If you’ve ever run into a Windows 10 blue screen of death, you’re probably now intimately familiar with the world’s most confusing BSOD message ever. Initially this was a very fun little rollercoaster trying to figure out what really went wrong (and luckily BSOD messages are still collected in the old way), but it’s not always helpful. Microsoft’s changes later on helped by showing an error message which consisted of the stop code and a URL where you could look these up. With the upcoming Windows 10 Redstone update, it looks like they’re making more changes to the BSOD screen by including QR codes!
The QR codes appeared in the latest insider preview build of Windows 10, version 14316, which you can get anytime if you head into the Update and Security’s advanced options menu from the modern Settings menu. The QR codes are generated for each stop code that exists, so the machine isn’t generating them on the fly. The URL to look them up has also been shortened to www.windows.com/stopcode, which is definitely easier to type in on whatever mobile device you might have on you at the time.

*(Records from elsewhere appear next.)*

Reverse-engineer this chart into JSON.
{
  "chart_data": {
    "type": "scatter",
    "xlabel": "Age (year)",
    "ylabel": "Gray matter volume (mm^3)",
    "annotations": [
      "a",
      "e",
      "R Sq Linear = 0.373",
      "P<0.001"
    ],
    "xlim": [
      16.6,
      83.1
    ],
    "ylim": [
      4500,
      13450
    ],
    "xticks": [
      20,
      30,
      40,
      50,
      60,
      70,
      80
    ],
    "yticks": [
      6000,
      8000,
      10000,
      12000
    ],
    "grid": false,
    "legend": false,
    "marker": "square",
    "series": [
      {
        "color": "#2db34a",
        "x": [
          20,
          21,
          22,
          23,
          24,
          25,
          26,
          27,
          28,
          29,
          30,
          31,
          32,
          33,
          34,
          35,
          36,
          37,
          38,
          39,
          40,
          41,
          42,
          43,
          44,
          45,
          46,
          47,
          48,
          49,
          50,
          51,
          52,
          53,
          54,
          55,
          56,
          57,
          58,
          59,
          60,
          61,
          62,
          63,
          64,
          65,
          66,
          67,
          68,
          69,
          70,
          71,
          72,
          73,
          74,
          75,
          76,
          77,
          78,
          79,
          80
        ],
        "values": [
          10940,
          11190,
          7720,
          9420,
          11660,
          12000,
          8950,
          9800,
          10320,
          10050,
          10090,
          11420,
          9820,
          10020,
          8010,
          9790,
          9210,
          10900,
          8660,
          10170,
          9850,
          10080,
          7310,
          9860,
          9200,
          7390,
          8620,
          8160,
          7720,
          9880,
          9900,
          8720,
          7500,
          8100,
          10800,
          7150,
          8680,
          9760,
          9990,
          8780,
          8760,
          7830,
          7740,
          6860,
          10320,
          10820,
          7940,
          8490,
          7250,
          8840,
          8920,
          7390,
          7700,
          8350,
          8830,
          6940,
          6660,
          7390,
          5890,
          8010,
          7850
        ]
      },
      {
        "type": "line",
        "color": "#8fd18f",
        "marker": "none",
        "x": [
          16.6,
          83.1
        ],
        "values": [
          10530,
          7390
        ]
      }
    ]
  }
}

It’s not as informative as the BSOD screen in Windows 7 and earlier OSes, which helped narrow down the search for what thing was causing the problem, but it is more useful. More people seem to be comfortable with a QR code than a seemingly cryptic and ominous message string. Some people have pointed out that viruses that create a fake BSOD screen might start including their own QR codes in order to carry out a phishing attack, but I reckon they could have done that at any time even before this move.
Microsoft’s Redstone update to Windows 10 should be available sometime in Q3 2016, and likely before September.